Francke adds: “Managers at every level should be accountable on equality, with transparency around hiring, pay and progression the effective solution. They are not doing anyone a favour by offering softer roles for mothers. Capability must not be judged on time served; it is simply a question of whether you’re up to the job. If you are, you must be paid the going rate. Anything else is simply discrimination.”
In its submission CMI highlights that the most powerful levers with which to achieve change are transparency and training. CMI believes that on the basis of the slow rate of change that the voluntary approach championed by government has proven insufficient. Clear reporting of pay gaps at junior, middle and senior management positions would improve accountability and provide clear company wide-targets that can be backed by senior leadership.
Data from the latest National Management Salary Survey (NMSS) by CMI and XpertHR reveals that women working in full-time management and professional roles earn 22 percent less on average than men. This equates to 57 days each year of unpaid work.

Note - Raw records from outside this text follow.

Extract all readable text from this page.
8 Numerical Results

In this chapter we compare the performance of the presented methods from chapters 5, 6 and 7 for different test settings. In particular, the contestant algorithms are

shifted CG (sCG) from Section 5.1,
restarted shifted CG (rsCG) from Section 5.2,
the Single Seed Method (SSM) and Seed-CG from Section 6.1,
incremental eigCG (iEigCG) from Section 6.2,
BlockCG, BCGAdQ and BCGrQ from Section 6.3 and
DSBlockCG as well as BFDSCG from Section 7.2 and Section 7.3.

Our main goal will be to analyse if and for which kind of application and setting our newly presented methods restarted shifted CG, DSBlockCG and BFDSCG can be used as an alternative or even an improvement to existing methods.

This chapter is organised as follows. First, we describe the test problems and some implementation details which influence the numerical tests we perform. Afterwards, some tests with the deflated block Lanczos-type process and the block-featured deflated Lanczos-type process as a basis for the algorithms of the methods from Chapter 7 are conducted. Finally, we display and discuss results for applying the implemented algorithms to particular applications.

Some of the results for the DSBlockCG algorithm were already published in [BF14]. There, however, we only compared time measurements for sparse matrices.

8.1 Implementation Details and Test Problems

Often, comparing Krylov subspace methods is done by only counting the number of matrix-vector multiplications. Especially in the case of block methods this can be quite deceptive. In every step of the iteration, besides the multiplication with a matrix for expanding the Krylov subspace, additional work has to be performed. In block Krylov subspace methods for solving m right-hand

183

The extensive survey, of 72,000 UK managers, shows that the gender pay gap now stands at £8,524, with women earning on average £30,612 and men earning £39,136. The gap rises to £14,943 for director- level women, who earn on average £123,756 compared to their male counterparts who earn £138,699.
Women managers are also missing out across all levels when it comes to bonuses, with the average man’s bonus of £4,898 almost twice that of the average woman’s bonus of £2,531. The impact of age on these figures is significant. At entry level there is no perceptible pay gap, however this increases significantly by age: for 26-35 year-olds the gap is 6 percent; for those aged 36-45 years, it is 20 percent; from 46 to 60 years it is 35 percent; and for those aged 60 and above it is 38 percent.